Un succès qui bouscule le débat sur La Poste
Par Régis TRILLES le mardi 6 octobre 2009, 23:14 - Services Publics - Lien permanent
Votation citoyenne . Le résultat est sans appel contre la privatisation, mais pour la gauche et les syndicats, pas question de s’arrêter là. De son côté, le gouvernement tente un passage en force. Ce devait être une conférence de presse, cela s’est transformé en fête. Hier matin, pendant qu’à l’UMP, les porte-flingues de Nicolas Sarkozy perdaient allègrement les pédales après le succès populaire de la votation citoyenne sur l’avenir du service public postal, les membres du Comité national contre la privatisation de La Poste, fédérant partis politiques (PS, Verts, PCF, PG, NPA, Alternatifs, etc.), syndicats (CGT, SUD, FSU, FO, CFTC), associations et collectifs de défense des services publics, ont livré aux nombreux journalistes les premiers chiffres officiels. Dans la joie et la bonne humeur, pas peu fiers de leur réussite et de son moteur incontestable, leur unité.
Le Comité national veut voir Sarkozy
Fort de cette première victoire, le Comité national considère que « la mobilisation conjuguée des postiers, des usagers et des élus conditionne la mise en échec du projet gouvernemental ». Pour la gauche et les syndicats organisateurs de la votation citoyenne, « le président de la République et son gouvernement doivent entendre ce verdict sans appel et renoncer définitivement à cette loi.
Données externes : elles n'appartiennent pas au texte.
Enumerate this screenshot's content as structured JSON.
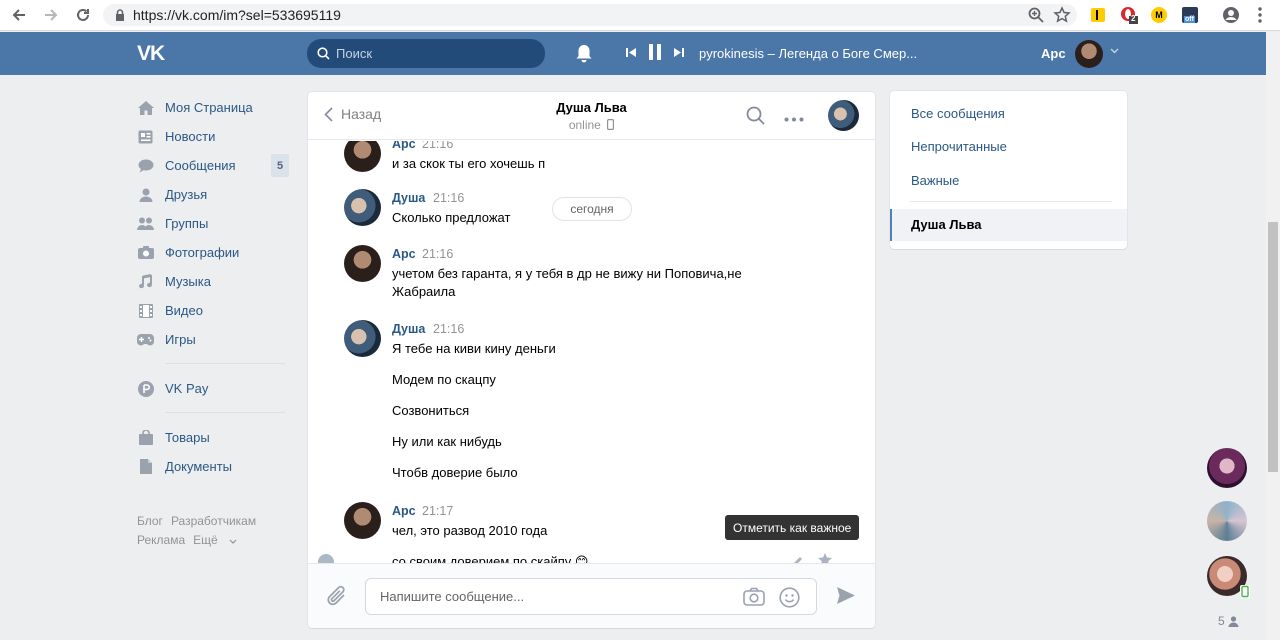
{
  "browser": {
    "url": "https://vk.com/im?sel=533695119",
    "ext_badges": [
      "2",
      "M",
      "off"
    ]
  },
  "header": {
    "logo": "VK",
    "search_placeholder": "Поиск",
    "track": "pyrokinesis – Легенда о Боге Смер...",
    "user_name": "Арс"
  },
  "sidebar": {
    "items": [
      {
        "label": "Моя Страница",
        "icon": "home-icon"
      },
      {
        "label": "Новости",
        "icon": "news-icon"
      },
      {
        "label": "Сообщения",
        "icon": "messages-icon",
        "badge": "5"
      },
      {
        "label": "Друзья",
        "icon": "friends-icon"
      },
      {
        "label": "Группы",
        "icon": "groups-icon"
      },
      {
        "label": "Фотографии",
        "icon": "photos-icon"
      },
      {
        "label": "Музыка",
        "icon": "music-icon"
      },
      {
        "label": "Видео",
        "icon": "video-icon"
      },
      {
        "label": "Игры",
        "icon": "games-icon"
      }
    ],
    "extra": [
      {
        "label": "VK Pay",
        "icon": "vkpay-icon"
      }
    ],
    "extra2": [
      {
        "label": "Товары",
        "icon": "goods-icon"
      },
      {
        "label": "Документы",
        "icon": "documents-icon"
      }
    ],
    "footer": [
      "Блог",
      "Разработчикам",
      "Реклама",
      "Ещё"
    ]
  },
  "chat": {
    "back_label": "Назад",
    "title": "Душа Льва",
    "status": "online",
    "date_pill": "сегодня",
    "tooltip": "Отметить как важное",
    "messages": [
      {
        "author": "Арс",
        "time": "21:16",
        "lines": [
          "и за скок ты его хочешь п"
        ]
      },
      {
        "author": "Душа",
        "time": "21:16",
        "lines": [
          "Сколько предложат"
        ]
      },
      {
        "author": "Арс",
        "time": "21:16",
        "lines": [
          "учетом без гаранта, я у тебя в др не вижу ни Поповича,не Жабраила"
        ]
      },
      {
        "author": "Душа",
        "time": "21:16",
        "lines": [
          "Я тебе на киви кину деньги",
          "Модем по скацпу",
          "Созвониться",
          "Ну или как нибудь",
          "Чтобв доверие было"
        ]
      },
      {
        "author": "Арс",
        "time": "21:17",
        "lines": [
          "чел, это развод 2010 года",
          "со своим доверием по скайпу 😊"
        ]
      }
    ],
    "input_placeholder": "Напишите сообщение..."
  },
  "right_menu": {
    "items": [
      "Все сообщения",
      "Непрочитанные",
      "Важные"
    ],
    "active": "Душа Льва"
  },
  "fast_chat": {
    "count": "5"
  }
}
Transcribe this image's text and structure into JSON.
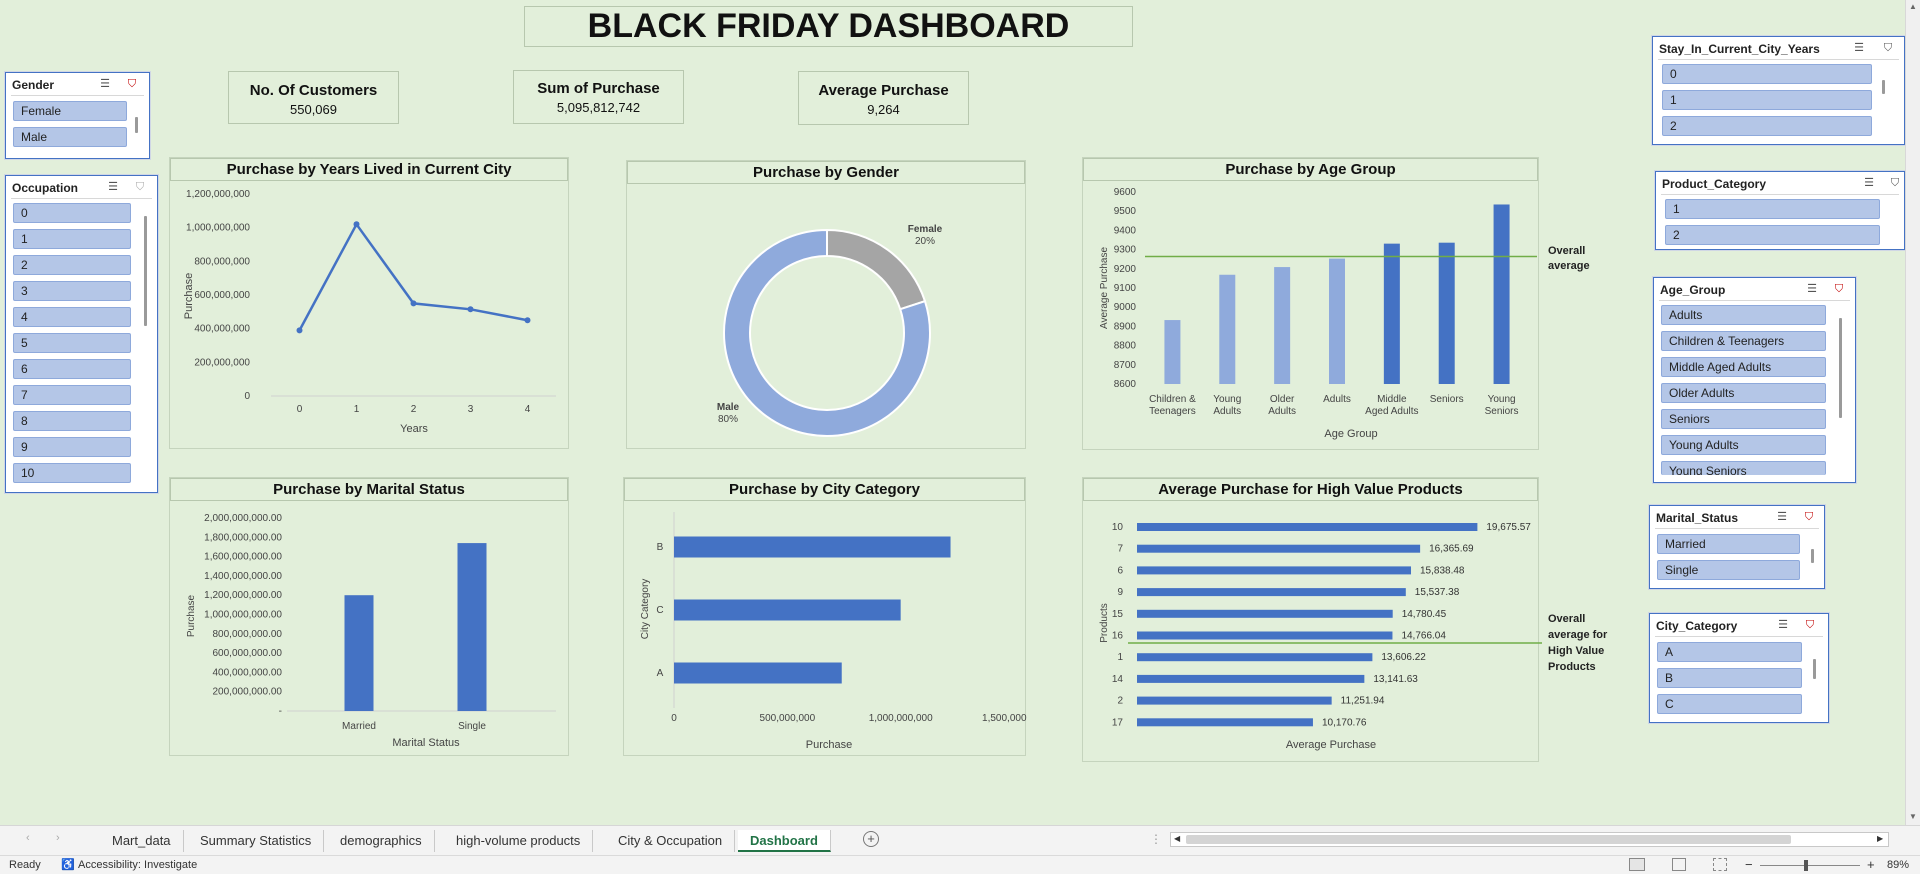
{
  "dashboard_title": "BLACK FRIDAY DASHBOARD",
  "kpis": [
    {
      "label": "No. Of Customers",
      "value": "550,069"
    },
    {
      "label": "Sum of Purchase",
      "value": "5,095,812,742"
    },
    {
      "label": "Average Purchase",
      "value": "9,264"
    }
  ],
  "charts": {
    "years": {
      "title": "Purchase by Years Lived in Current City",
      "xlabel": "Years",
      "ylabel": "Purchase"
    },
    "gender": {
      "title": "Purchase by Gender"
    },
    "age": {
      "title": "Purchase by Age Group",
      "xlabel": "Age Group",
      "ylabel": "Average Purchase",
      "annotation": "Overall average"
    },
    "marital": {
      "title": "Purchase by Marital Status",
      "xlabel": "Marital Status",
      "ylabel": "Purchase"
    },
    "city": {
      "title": "Purchase by City Category",
      "xlabel": "Purchase",
      "ylabel": "City Category"
    },
    "hv": {
      "title": "Average Purchase for High Value Products",
      "xlabel": "Average Purchase",
      "ylabel": "Products",
      "annotation": "Overall average for High Value Products"
    }
  },
  "chart_data": [
    {
      "type": "line",
      "title": "Purchase by Years Lived in Current City",
      "xlabel": "Years",
      "ylabel": "Purchase",
      "x": [
        "0",
        "1",
        "2",
        "3",
        "4"
      ],
      "values": [
        390000000,
        1020000000,
        550000000,
        515000000,
        450000000
      ],
      "ylim": [
        0,
        1200000000
      ],
      "yticks": [
        "0",
        "200,000,000",
        "400,000,000",
        "600,000,000",
        "800,000,000",
        "1,000,000,000",
        "1,200,000,000"
      ]
    },
    {
      "type": "pie",
      "title": "Purchase by Gender",
      "categories": [
        "Female",
        "Male"
      ],
      "values": [
        20,
        80
      ],
      "labels": [
        "Female",
        "Male"
      ],
      "pct_labels": [
        "20%",
        "80%"
      ]
    },
    {
      "type": "bar",
      "title": "Purchase by Age Group",
      "xlabel": "Age Group",
      "ylabel": "Average Purchase",
      "categories": [
        "Children & Teenagers",
        "Young Adults",
        "Older Adults",
        "Adults",
        "Middle Aged Adults",
        "Seniors",
        "Young Seniors"
      ],
      "values": [
        8933,
        9169,
        9209,
        9253,
        9331,
        9336,
        9535
      ],
      "overall_average": 9264,
      "ylim": [
        8600,
        9600
      ],
      "yticks": [
        "8600",
        "8700",
        "8800",
        "8900",
        "9000",
        "9100",
        "9200",
        "9300",
        "9400",
        "9500",
        "9600"
      ]
    },
    {
      "type": "bar",
      "title": "Purchase by Marital Status",
      "xlabel": "Marital Status",
      "ylabel": "Purchase",
      "categories": [
        "Married",
        "Single"
      ],
      "values": [
        1200000000,
        1740000000
      ],
      "ylim": [
        0,
        2000000000
      ],
      "yticks": [
        "-",
        "200,000,000.00",
        "400,000,000.00",
        "600,000,000.00",
        "800,000,000.00",
        "1,000,000,000.00",
        "1,200,000,000.00",
        "1,400,000,000.00",
        "1,600,000,000.00",
        "1,800,000,000.00",
        "2,000,000,000.00"
      ]
    },
    {
      "type": "bar",
      "orientation": "horizontal",
      "title": "Purchase by City Category",
      "xlabel": "Purchase",
      "ylabel": "City Category",
      "categories": [
        "B",
        "C",
        "A"
      ],
      "values": [
        1220000000,
        1000000000,
        740000000
      ],
      "xlim": [
        0,
        1500000000
      ],
      "xticks": [
        "0",
        "500,000,000",
        "1,000,000,000",
        "1,500,000,000"
      ]
    },
    {
      "type": "bar",
      "orientation": "horizontal",
      "title": "Average Purchase for High Value Products",
      "xlabel": "Average Purchase",
      "ylabel": "Products",
      "categories": [
        "10",
        "7",
        "6",
        "9",
        "15",
        "16",
        "1",
        "14",
        "2",
        "17"
      ],
      "values": [
        19675.57,
        16365.69,
        15838.48,
        15537.38,
        14780.45,
        14766.04,
        13606.22,
        13141.63,
        11251.94,
        10170.76
      ],
      "labels": [
        "19,675.57",
        "16,365.69",
        "15,838.48",
        "15,537.38",
        "14,780.45",
        "14,766.04",
        "13,606.22",
        "13,141.63",
        "11,251.94",
        "10,170.76"
      ],
      "xlim": [
        0,
        20000
      ]
    }
  ],
  "slicers": {
    "gender": {
      "title": "Gender",
      "items": [
        "Female",
        "Male"
      ]
    },
    "occupation": {
      "title": "Occupation",
      "items": [
        "0",
        "1",
        "2",
        "3",
        "4",
        "5",
        "6",
        "7",
        "8",
        "9",
        "10"
      ]
    },
    "stay": {
      "title": "Stay_In_Current_City_Years",
      "items": [
        "0",
        "1",
        "2"
      ]
    },
    "product": {
      "title": "Product_Category",
      "items": [
        "1",
        "2"
      ]
    },
    "age": {
      "title": "Age_Group",
      "items": [
        "Adults",
        "Children & Teenagers",
        "Middle Aged Adults",
        "Older Adults",
        "Seniors",
        "Young Adults",
        "Young Seniors"
      ]
    },
    "marital": {
      "title": "Marital_Status",
      "items": [
        "Married",
        "Single"
      ]
    },
    "city": {
      "title": "City_Category",
      "items": [
        "A",
        "B",
        "C"
      ]
    }
  },
  "sheet_tabs": [
    "Mart_data",
    "Summary Statistics",
    "demographics",
    "high-volume products",
    "City & Occupation",
    "Dashboard"
  ],
  "active_tab": "Dashboard",
  "status": {
    "ready": "Ready",
    "accessibility": "Accessibility: Investigate",
    "zoom": "89%"
  },
  "colors": {
    "bar_light": "#8faadc",
    "bar_dark": "#4472c4",
    "line": "#4472c4",
    "female": "#a5a5a5",
    "avg_line": "#70ad47",
    "background": "#e2efda"
  },
  "icons": [
    "multi-select-icon",
    "clear-filter-icon",
    "add-sheet-icon",
    "accessibility-icon",
    "normal-view-icon",
    "page-layout-icon",
    "page-break-icon"
  ]
}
La Poste appartient à toutes et à tous, aucune modification du statut de La Poste ne peut se faire sans l’organisation d’un référendum ».
Et Nicolas Galepides, une des chevilles ouvrières du comité, d’insister devant la presse : « Ce projet est inepte. Il doit être retiré pour que nous puissions débattre publiquement de l’avenir de La Poste. Le résultat de la votation démontre que c’est l’affaire de tous, nous voulons avoir les vrais interlocuteurs autour de la table, et pas seulement la direction de La Poste. Le service public, cela concerne les gens qui s’occupent de l’aménagement du territoire, du social, de l’économie et de plein d’autres encore… »
Dès aujourd’hui, les comités locaux sont invités à rencontrer les sénateurs et les députés de leurs départements pour exiger le retrait du projet de loi, et à communiquer officiellement les résultats de la votation aux préfectures. De son côté, refusant d’entrer dans le bal des petites phrases avec les seconds couteaux de la majorité présidentielle, le Conseil national demande à être reçu par Nicolas Sarkozy qui, hier matin, au cours de son discours sur les PME, s’est bien gardé de réagir directement à la votation citoyenne, ainsi que par les présidents du Sénat et de l’Assemblée nationale.
« Si le gouvernement veut croire qu’il y a tromperie sur le résultat de cette votation exceptionnelle, il a un moyen très simple de lever le malentendu, c’est d’organiser une consultation sur l’avenir de La Poste sans tergiverser », fait observer Pierre Laurent, coordinateur national du PCF. « Si le gouvernement n’organise pas un référendum, nous le mettrons au défi de regarder le résultat de la prochaine votation, déclare Benoît Hamon, porte-parole du PS. Vous verrez qu’on doublera les résultats, au minimum ! »
Passage en force au Sénat
Il y a urgence, en fait, car derrière les gesticulations visant à discréditer l’initiative et la grossière manoeuvre de Bernard Accoyer, président UMP de l’Assemblée nationale, qui promet d’examiner le texte nécessaire à la mise en oeuvre du référendum d’initiative populaire « avant juin 2010 » - soit bien après l’adoption voulue par la droite du projet de loi sur La Poste -, le gouvernement tente désormais un réel passage en force. Hier après-midi, Henri de Raincourt, ministre chargé des Relations avec le Parlement, a annoncé que le projet de loi sur le changement de statut de La Poste, qui n’était pas encore inscrit à du jour, serait examiné dès la semaine du 2 novembre prochain au Sénat.
Selon le ministre, il pourrait ensuite arriver à l’Assemblée nationale dans la semaine du 14 décembre. Ce calendrier, présenté comme purement technique, masque mal un véritable déni de démocratie. Président du groupe socialiste au Sénat, Jean-Pierre Bel pose l’exigence du « retrait du texte ». Le groupe communiste, républicain, citoyen et Parti de gauche promet de relayer cette « mobilisation populaire salutaire » par le biais d’une motion référendaire sur l’avenir de La Poste.